In the next section, the scope of the speaker’s meditations widens as her observations grow in their complexity and contradiction. Time enters as both an active force that can be seen (“the hour losing / its precious light”) and a medium through which one travels (“Out there, the beloved / is slipping through time”).

In the collection’s last section, Popa’s speaker confronts the task of living in a turbulent, fraying world. The poem “Milton Visits Galileo in Florence” offers counsel: “Begin again in darkness, life says sometimes.” In “Signal,” loss is revealed to be reconstituting: “Of course, the secret aim / of losing you those months / had been to find you again.” In a nod to our pandemic experiences, the speaker in “Pestilence” observes the signs of life around her: “Someone had planted purple tulips, had imagined / the future, and here it was, arterial at dusk. // New flowers, new version of familiar long hours.”

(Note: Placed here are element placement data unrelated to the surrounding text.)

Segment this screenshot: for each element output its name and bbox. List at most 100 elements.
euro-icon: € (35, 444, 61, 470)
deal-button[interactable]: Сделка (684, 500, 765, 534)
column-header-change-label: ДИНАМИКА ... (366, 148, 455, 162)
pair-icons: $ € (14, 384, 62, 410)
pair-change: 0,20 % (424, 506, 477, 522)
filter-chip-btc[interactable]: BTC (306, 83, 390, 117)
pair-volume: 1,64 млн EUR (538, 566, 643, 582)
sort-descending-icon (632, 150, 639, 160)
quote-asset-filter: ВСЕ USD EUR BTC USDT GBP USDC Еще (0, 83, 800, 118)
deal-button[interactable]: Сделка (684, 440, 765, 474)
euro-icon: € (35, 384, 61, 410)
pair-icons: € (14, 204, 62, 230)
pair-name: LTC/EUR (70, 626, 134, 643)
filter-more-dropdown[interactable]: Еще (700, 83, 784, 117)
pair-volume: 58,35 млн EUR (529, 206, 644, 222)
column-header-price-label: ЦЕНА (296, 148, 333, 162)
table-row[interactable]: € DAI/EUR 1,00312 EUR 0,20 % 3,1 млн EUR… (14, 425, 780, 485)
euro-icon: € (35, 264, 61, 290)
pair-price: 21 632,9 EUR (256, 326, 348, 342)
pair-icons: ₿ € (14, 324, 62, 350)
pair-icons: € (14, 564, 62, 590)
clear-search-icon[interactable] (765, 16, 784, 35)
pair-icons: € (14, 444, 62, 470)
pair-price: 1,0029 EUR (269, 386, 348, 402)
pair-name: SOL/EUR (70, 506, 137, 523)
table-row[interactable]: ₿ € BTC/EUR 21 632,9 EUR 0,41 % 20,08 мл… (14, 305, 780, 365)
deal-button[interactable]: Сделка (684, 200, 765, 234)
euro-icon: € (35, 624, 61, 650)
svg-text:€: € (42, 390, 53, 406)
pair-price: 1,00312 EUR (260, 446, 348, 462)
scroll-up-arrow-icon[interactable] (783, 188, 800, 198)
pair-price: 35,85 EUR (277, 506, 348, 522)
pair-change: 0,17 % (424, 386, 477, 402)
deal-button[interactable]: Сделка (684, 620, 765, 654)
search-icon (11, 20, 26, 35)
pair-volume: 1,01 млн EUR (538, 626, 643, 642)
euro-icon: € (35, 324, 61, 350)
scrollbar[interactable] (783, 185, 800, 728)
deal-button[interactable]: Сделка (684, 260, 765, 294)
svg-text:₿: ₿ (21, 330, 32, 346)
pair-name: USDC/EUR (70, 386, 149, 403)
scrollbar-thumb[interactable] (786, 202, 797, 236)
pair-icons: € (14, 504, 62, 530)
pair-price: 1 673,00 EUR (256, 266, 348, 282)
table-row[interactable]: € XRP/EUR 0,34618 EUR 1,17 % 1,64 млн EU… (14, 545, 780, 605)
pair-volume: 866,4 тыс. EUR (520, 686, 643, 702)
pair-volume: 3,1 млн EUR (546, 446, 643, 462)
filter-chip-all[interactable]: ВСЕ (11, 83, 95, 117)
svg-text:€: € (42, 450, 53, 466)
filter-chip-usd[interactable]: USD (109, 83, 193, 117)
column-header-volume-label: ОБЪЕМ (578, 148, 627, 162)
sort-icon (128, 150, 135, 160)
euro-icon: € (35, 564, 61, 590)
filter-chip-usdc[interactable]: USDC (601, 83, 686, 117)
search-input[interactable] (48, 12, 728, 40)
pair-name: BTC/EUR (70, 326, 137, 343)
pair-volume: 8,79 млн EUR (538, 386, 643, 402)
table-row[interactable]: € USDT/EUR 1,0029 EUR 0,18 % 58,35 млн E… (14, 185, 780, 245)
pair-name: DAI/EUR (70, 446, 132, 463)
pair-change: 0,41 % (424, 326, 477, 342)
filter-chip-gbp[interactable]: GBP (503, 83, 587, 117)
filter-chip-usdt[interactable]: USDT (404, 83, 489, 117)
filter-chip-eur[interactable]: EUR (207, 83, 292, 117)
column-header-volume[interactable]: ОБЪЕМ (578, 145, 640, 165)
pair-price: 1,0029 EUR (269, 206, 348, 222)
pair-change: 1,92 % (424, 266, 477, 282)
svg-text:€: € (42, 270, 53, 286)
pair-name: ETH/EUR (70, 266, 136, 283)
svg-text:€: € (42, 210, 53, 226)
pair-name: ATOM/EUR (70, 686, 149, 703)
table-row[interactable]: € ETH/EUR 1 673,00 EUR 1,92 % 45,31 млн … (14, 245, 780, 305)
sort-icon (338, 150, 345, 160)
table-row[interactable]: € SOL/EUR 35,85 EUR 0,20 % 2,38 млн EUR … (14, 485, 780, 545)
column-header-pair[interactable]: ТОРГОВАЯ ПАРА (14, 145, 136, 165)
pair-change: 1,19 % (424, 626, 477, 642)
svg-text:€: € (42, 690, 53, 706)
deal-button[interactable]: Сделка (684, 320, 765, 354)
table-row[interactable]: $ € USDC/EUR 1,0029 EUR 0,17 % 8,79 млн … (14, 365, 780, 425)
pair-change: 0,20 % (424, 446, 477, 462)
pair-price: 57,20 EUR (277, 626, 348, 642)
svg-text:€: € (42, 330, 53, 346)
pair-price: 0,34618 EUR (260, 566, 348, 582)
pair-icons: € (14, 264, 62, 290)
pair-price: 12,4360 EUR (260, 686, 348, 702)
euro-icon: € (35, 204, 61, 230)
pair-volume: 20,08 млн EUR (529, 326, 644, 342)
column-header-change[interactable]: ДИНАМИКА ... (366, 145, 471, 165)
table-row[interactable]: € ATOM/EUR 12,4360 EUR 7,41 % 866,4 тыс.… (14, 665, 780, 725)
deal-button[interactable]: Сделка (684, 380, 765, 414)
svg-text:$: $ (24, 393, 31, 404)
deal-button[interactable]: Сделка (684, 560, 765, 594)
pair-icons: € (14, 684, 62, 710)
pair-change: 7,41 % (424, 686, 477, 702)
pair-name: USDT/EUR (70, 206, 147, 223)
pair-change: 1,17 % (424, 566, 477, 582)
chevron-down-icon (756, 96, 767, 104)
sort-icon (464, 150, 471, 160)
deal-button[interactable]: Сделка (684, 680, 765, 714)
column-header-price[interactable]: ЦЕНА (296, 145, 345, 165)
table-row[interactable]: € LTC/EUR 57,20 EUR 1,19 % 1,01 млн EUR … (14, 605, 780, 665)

Exemplifying the collection’s three-part study of wonder, the three poems that share the collection’s title—one allocated to each section—evolve from individual to collective considerations. In the title poem’s first appearance, the sight of a “bee that worshiped the mouths of those flowers” inspires the speaker to reflect upon her own limitations and those of the words available to her:

What would you do with the knowledge
that I’d grieve for a bee? Someone like me
could be played by the threat of endings.
I’ll lose you one day, have lost you always,
a long ongoing Westwardness of thought.
It’s not metaphor that bees make honey
of themselves while language only dreams
the hunted thing. [ … ]

When the title poem appears a second time, the speaker faces the parameters of her own existence: she is “stuck in an almost life, / in an almost time.” Time takes on the characteristic of an engine, without which the speaker and the world would be at rest:

Who would not, given acreage

in another’s mind, lie there
for a while to watch the sky be sky.

Even if we are, as the song goes, born to die, the title poem’s third and final iteration suggests that amidst destruction and death, wonder—like life—will continue to persist:

                          [ … ] What doom
                              to be beheld: you sing

when you should tremble. Will you leave me
               my wondering; will it be as when
                              snow falls heavy on trees,

and thou art felled?

Wound is the Origin of Wonder showcases Popa’s ability to weave together rich internal reflections with finely wrought observations of the natural world. True to its title, Popa’s collection traces the titular emotion all the way back to its origins, shedding light on the wound so that we may look with wonder on the fuller picture that emerges.